The Day the Network Died

One of those days came last week. Our internal developer portal, built on Backstage, was down. Not just a little hiccup; it went completely offline for most of the day. Panic started to set in as developers tried to access their favorite tools. I had my team working around the clock, but something about this situation felt… different.

It turned out to be a firewall issue. We had updated some rules last week during one of those late-night meetings when we thought everything would go smoothly. But today, it wasn’t so smooth. The problem was that our internal network configuration hadn’t caught up with the changes yet. A couple of services were left exposed and couldn’t handle the traffic.

We traced the issue down to a misconfigured eBPF program that was supposed to manage traffic flow but ended up causing more harm than good. It’s moments like these when I realize how much we rely on these tools, even if they sometimes bite us in the butt.

SRE or DevOps?

As I sat there, staring at the logs, I couldn’t help but think about all the debates around SRE versus DevOps roles. In a remote-first world, does it matter? Or is everyone just going to call themselves an “Engineering Manager” and pretend they know what they’re doing?

I’ve been arguing for more standardized tooling—like making sure eBPF programs are thoroughly tested before deploying them into production. But in this chaos of working from home, the line between dev and ops has become blurred.

The Bright Spots

Despite the chaos, there were some bright spots. Our Kubernetes cluster had been scaling up nicely to support remote workers. We started using ArgoCD more heavily, which really helped us manage deployments even when we weren’t in the same room. And Flux GitOps continued to grow in popularity—though it’s still a bit of a beast to get right.

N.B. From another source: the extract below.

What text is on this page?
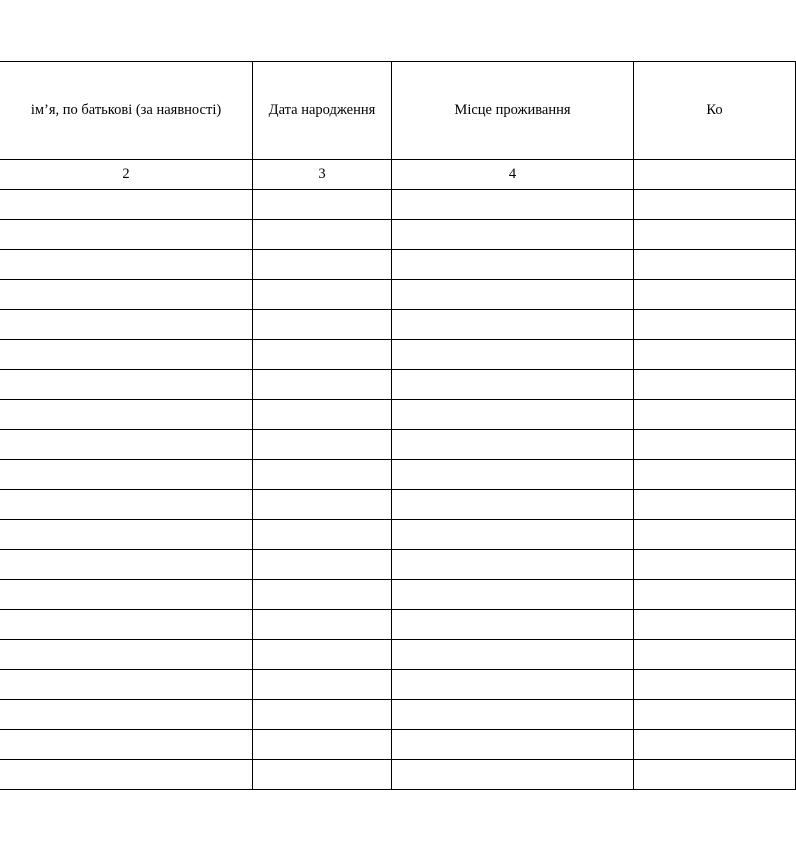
ім’я, по батькові (за наявності)	Дата народження	Місце проживання	Ко
2	3	4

There was also this interesting debate about whether we should use AWS or not. One of our projects got forked by AWS and launched as its own service, which got me thinking: are cloud providers just becoming their own vendors? It’s a strange concept, but one that’s probably here to stay.

Life in Isolation

The hardest part isn’t the technical stuff, though. It’s the isolation. Working from home has made everything feel more distant. I miss the daily interactions with my team members—those quick hallway conversations or coffee chats where ideas flow organically. Now, most of our communication is via Slack and Zoom, which can be a bit clunky at times.

But here’s something unexpected: productivity actually went up in some ways. Without the distractions of a physical office, everyone seemed to focus more on their tasks. Maybe this remote setup isn’t as bad as I thought.

Looking Forward

As we move forward, I hope we continue to build better tools and practices that can help us stay productive while working remotely. We need to remember that our tech should make life easier, not harder.

The days of the office commute might be changing forever, but let’s ensure that our work culture adapts gracefully. Maybe in a few years, these strange times will just be remembered as an interesting chapter in tech history—before everything went virtual.

Until then, I’ll keep debugging and writing code from my home office, hoping for better days ahead.


That’s how it feels to me, at least. The world of ops is still full of challenges, but the remote-first setup adds a new layer of complexity. Let’s hope we navigate these changes with grace and resilience.